Темный человек оказался доктором юридических наук. Это был Неваи Ласло из Будапешта. Около года он уже был в армии, но все еще оставался рядовым, несмотря на звание и степень ученого.
Мы узнали, что среди пленных сорок человек относятся к категории так называемых «неполноценных» венгров. Они были с желтыми повязками на левом рукаве, чем, собственно, и отличались от всех остальных. Мы спросили их — не желают ли они отделиться от «полноценных» венгров в особую группу. Они отказались.
— Почему? — спросил я.
— Мы не считаем себя хуже их, так же как не считаем себя лучше. Мы сыны Венгрии, — ответил за всех один из врачей.
— Почему же они вас считают людьми низшей расы?
— Нет, не они считают.
— Кто же?
— Параг считал.
— Параг? — переспросил вдруг Иваныч. — Что же вы нам раньше не сказали? Мы бы этого самого вашего Парага давно уже на тот свет спровадили… Эх ты, доктор, доктор. Шевелить надо своей ученой мозгой-то. А Хорти? Да мало ли у вас гадости всякой. — Фашизм ваш хозяин-то, вот кто, а голова его — Гитлер. Вот когда до Берлина доберемся, тогда у вас будет порядок…

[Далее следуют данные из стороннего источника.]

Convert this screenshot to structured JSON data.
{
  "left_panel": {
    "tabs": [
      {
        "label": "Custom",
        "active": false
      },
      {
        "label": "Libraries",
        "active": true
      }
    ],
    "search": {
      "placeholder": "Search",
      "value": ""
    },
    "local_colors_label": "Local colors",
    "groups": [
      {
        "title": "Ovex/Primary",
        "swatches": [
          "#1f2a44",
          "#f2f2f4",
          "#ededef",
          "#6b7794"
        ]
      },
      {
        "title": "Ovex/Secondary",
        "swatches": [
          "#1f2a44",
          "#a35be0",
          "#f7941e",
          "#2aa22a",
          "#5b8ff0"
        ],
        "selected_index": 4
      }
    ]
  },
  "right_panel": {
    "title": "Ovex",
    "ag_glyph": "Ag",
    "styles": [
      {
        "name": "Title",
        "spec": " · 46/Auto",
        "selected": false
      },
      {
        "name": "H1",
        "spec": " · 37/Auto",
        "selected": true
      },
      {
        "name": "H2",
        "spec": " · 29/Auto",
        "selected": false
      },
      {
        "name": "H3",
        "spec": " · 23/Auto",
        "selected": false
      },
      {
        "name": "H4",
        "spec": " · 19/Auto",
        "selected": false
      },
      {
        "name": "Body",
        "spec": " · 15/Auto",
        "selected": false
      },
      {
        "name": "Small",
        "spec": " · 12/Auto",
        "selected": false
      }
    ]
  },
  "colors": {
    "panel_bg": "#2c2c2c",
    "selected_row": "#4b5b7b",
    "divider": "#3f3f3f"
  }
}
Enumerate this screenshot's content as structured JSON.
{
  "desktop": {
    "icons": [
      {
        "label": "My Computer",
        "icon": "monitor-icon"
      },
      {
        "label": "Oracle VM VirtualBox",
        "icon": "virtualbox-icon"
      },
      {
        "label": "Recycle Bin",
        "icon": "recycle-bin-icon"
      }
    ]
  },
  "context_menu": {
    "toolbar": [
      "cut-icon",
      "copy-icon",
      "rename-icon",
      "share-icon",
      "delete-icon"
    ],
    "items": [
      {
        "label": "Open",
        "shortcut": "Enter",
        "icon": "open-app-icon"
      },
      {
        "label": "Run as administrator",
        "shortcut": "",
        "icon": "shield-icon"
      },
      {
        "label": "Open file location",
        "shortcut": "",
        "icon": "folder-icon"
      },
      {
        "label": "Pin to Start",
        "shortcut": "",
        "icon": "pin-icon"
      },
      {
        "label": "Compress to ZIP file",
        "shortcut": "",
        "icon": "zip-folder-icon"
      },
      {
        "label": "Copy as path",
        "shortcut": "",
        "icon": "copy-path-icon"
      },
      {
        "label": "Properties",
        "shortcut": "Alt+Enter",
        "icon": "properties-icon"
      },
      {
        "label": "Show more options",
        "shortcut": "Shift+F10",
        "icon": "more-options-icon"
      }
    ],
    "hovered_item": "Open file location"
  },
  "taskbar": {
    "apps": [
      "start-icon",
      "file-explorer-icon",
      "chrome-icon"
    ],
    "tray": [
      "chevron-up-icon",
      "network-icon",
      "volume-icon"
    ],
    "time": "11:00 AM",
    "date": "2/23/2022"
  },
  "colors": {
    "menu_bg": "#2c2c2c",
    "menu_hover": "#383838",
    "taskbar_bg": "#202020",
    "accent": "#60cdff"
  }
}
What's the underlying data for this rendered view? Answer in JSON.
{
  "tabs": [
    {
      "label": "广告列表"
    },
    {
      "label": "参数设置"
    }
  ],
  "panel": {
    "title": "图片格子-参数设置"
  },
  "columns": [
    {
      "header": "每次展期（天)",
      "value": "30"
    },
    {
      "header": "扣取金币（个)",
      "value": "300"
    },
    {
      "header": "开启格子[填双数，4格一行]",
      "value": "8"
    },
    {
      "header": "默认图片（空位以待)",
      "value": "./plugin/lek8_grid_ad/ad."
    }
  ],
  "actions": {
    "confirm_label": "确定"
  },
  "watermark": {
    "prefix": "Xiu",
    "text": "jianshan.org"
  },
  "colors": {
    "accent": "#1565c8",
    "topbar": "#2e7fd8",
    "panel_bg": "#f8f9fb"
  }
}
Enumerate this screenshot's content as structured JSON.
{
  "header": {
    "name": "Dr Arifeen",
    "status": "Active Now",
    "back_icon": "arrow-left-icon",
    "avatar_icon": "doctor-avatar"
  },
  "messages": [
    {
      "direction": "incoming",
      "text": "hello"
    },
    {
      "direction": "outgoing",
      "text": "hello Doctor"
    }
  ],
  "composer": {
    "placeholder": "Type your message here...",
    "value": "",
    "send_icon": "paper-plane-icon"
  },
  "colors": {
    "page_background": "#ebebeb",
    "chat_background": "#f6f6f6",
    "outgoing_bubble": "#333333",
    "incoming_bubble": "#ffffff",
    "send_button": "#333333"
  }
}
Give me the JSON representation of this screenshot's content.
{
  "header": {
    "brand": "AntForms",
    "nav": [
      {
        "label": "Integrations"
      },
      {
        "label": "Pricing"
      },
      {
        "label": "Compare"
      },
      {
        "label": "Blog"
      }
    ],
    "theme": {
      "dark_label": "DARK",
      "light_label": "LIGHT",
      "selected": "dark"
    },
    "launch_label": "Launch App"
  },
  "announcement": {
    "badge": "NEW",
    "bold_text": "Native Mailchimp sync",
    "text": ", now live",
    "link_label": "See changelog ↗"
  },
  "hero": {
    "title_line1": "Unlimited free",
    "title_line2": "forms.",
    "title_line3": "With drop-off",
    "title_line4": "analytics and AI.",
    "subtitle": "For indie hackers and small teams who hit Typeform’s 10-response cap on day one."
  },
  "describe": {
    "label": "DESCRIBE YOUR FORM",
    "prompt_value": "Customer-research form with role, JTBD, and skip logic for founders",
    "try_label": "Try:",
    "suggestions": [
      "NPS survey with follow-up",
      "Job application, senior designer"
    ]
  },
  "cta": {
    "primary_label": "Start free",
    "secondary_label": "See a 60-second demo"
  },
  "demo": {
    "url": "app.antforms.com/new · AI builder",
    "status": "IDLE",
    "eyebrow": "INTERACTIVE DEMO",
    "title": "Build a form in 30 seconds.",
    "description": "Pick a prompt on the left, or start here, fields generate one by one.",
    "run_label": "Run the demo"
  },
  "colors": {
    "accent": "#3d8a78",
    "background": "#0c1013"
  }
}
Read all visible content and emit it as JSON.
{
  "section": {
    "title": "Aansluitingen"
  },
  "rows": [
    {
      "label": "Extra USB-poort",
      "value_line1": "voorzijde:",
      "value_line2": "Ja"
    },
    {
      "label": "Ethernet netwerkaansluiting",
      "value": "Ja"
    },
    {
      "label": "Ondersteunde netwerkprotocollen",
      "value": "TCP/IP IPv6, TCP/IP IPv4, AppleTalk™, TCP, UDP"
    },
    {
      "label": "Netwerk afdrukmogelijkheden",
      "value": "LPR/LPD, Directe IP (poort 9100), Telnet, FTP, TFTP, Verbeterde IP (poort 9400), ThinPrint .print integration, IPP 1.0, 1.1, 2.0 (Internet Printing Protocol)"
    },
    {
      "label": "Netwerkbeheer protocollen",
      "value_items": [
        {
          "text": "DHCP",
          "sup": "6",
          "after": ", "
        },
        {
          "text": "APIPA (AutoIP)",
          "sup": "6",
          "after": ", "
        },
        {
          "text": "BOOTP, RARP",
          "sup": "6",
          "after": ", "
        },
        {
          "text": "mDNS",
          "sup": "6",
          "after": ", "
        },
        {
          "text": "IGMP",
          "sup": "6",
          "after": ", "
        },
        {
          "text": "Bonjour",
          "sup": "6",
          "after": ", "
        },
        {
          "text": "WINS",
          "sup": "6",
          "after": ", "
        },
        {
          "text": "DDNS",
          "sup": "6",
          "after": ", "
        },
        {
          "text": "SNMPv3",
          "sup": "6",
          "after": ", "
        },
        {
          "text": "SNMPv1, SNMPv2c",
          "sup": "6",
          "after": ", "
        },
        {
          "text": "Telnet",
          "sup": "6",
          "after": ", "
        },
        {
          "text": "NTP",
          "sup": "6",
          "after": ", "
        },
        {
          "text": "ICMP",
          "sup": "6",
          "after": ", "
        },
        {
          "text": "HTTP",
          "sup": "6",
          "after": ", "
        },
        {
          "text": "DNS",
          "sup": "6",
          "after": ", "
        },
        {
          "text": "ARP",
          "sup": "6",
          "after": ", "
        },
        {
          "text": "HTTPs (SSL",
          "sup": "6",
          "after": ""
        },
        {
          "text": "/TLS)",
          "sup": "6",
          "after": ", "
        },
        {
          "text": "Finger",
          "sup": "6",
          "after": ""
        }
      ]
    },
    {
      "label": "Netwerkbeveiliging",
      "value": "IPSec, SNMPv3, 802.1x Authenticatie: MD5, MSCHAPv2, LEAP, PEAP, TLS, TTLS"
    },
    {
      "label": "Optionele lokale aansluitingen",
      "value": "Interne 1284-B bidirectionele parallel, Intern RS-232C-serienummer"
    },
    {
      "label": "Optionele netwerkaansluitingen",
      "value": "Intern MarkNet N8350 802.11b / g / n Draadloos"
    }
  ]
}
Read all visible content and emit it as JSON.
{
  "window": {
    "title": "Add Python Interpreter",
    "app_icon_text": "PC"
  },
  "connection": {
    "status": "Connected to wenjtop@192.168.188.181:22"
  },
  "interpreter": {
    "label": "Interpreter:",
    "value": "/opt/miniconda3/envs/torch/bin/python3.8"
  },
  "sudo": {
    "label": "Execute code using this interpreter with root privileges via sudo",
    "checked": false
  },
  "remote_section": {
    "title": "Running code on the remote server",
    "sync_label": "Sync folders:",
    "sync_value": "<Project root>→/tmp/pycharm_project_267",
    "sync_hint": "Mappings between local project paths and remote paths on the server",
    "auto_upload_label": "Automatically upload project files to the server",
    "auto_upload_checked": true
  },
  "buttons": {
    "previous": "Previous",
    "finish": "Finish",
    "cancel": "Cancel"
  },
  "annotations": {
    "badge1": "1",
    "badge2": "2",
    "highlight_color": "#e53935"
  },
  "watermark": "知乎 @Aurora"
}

Условия пленным мы создали в силу наших возможностей неплохие. Все они помылись в нашей партизанской жарко натопленной бане и прожарили одежду в «дезкамере».
Двое суток они ждали расстрела, потом, видимо, надоело ждать. Они стали просить газет. Пауль читал им «Партизанскую правду» и свежие газеты с Большой Земли. Люди стали понемногу веселеть. Иваныч однажды сказал им:
— Не скушно вам без работы-то?
— Скучно. Давайте нам любую работу.
— Ну работа тут у нас одна: фашистов бить. Как на этот счет думаете?
Охотников пока не нашлось. После того, как мы с Паулем закончили официальный допрос пленных и разговоры с каждым в отдельности, мы провели с ними что-то вроде общего собрания. Языки развязывались. Работники редакции выпустили специальный номер «Партизанской правды» и листок с рассказами пленных. Это их приятно взволновало. Венгры выразили желание извиниться перед своими соотечественниками с желтым и повязками на рукавах за идиотские порядки в их стране и восстановить равноправие и единство между собой. Открылся митинг, многие произносили волнующие речи, полные горячей благодарности партизанам. Потом все выстроились. Евреи и «скомпрометировавшие» себя венгры сорвали повязки, бросили их, и мадьяры первыми стали втаптывать повязки в землю. Над толпой взлетели пилотки, раздались возгласы приветствий. Люди трогательно обнимали друг друга и целовались.